Ray’s journey in entrepreneurship mirrors the obstacles along the path of many fledgling Indigenous business people. Due to systematic barriers like the Indian Act, access to capital still remains a huge stumbling block.
When Ray started her mental health company, she self-financed the business.
“I’m building (this) but it’s still a barrier that First Nation people experience.”
Through her consulting firm, Ray and her team have worked with approximately 100 clients, many in the extractive industries, others on the government side, in education and the health-care sectors.
Progressive-minded organizations know they must engage with First Nation communities in the areas that they operate. Some need help with that outreach.
The focal point of her consulting business is to bring people together to have thoughtful conversations.
First Nations want to participate in the greater Canadian economy, with ethical partners, but not at the expense of giving up their autonomy and rights, she said.
“How do we move this conversation forward in an equitable way that brings us back to that treaty relationship?”
One way to bridge the gap is through procurement opportunities. It helps communities get their collective foot in the door. And it can start as simply as buying corporate Christmas gifts from an Indigenous-owned small business, Ray said.
“I’m trying to change how these big companies spend to be able to create more opportunities for Indigenous business.”

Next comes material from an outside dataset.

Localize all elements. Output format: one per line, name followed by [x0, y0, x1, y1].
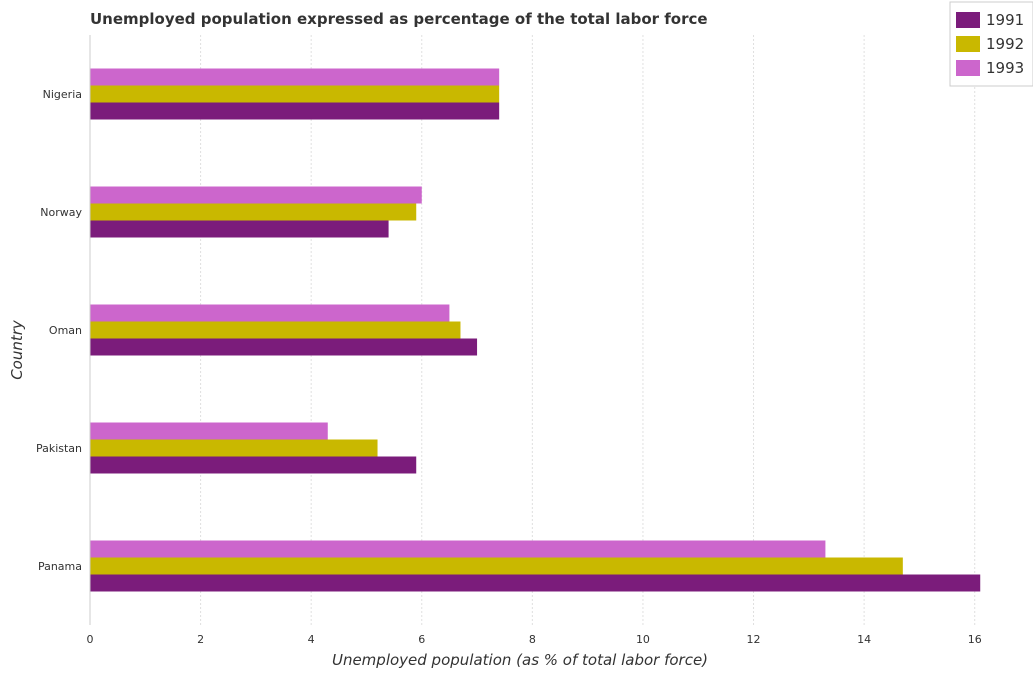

On a larger scale, it can evolve into mutually beneficial partnership opportunities with industry.
One success she points to is Flying Post Camp and Logistics, a joint venture between Flying Post First Nation and Morris Modular of Sudbury.
The company is a spinoff benefit that’s emerged from the construction of IAMGOLD’s Côté Gold open-pit mine development in the Gogama area. They provide the remote workforce with housing and modular accommodations for the construction workers and eventually the mining workforce over the course of the mine’s life.
This an example of the tremendous mutual benefits that can be achieved on shared territory.
“It is about us meaningfully participating in the economy to create one for ourselves. That’s what we want," Ray said.
"There's a lot corporate Canada can learn about the way Indigenous people do things in a sustainable way, thinking generations forward."
While there’s been much progress made over the years, there remains much work to do, Ray said.
“We are starting to do that truth-telling. We are starting to tell the truth of what’s happened in this country and it’s opened a lot of people’s eyes, to be able to have these conversations in a meaningful way.”